Depletion of Fn14 reduces EGF-stimulated NSCLC cell migration and invasion. A: Serum-starved A549 cells were treated with 50 ng/mL EGF for the indicated times. Cells were harvested, and total cell lysates were prepared and immunoblotted with an antibody against Fn14. GAPDH was used as a loading control. B: A549 cells were infected with lentivirus expressing an Fn14 shRNA (156) or control nontargeting shRNA. Stable cell lines were isolated, cell lysates were prepared, and immunoblotting was conducted using the indicated antibodies against Fn14 and GAPDH (loading control).

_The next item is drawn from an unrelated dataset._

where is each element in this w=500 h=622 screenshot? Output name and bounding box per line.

C: Transwell migration assay of A549 cells expressing control or Fn14 shRNA and either left untreated or treated with 50 ng/mL EGF. D: Matrigel invasion assay of A549 cells expressing control or Fn14 shRNA and either left untreated or treated with 50 ng/mL EGF. For migration and invasion assays, the values shown are the mean ± SEM of triplicate chambers. Significance was assessed by the Student's t-test. **P < 0.01.

Figure 7

Fn14 overexpression enhances NSCLC cell migration and invasion in vitro. A: A549 cells were infected with lentivirus expressing full-length hFn14-HA or vector alone (control). Stable cell lines were isolated, cell lysates were prepared, and immunoblotting was conducted using antibodies against HA and tubulin (loading control). B: Transwell migration assay of control and Fn14-overexpressing A549 cells. C: Matrigel invasion assay of control and Fn14-overexpressing A549 cells. For migration and invasion assays, the values shown are the mean ± SEM of triplicate chambers. Significance was assessed by the Student's t-test. **P < 0.01.

Figure 8

Fn14 overexpression in NSCLC cells enhances experimental metastases in vivo. A: H&E-stained lung sections from Beige mice with severe combined immunodeficiency, injected i.v. with either control A549 or Fn14-overexpressing A549 cells. Arrows indicate tumors. B: Average number of experimental metastases in lung tumors from mice injected with control A549 or Fn14-overexpressing A549 cells (n = 9 per group). The values shown are the mean ± SEM. Significance was assessed by the Student's t-test. *P < 0.05.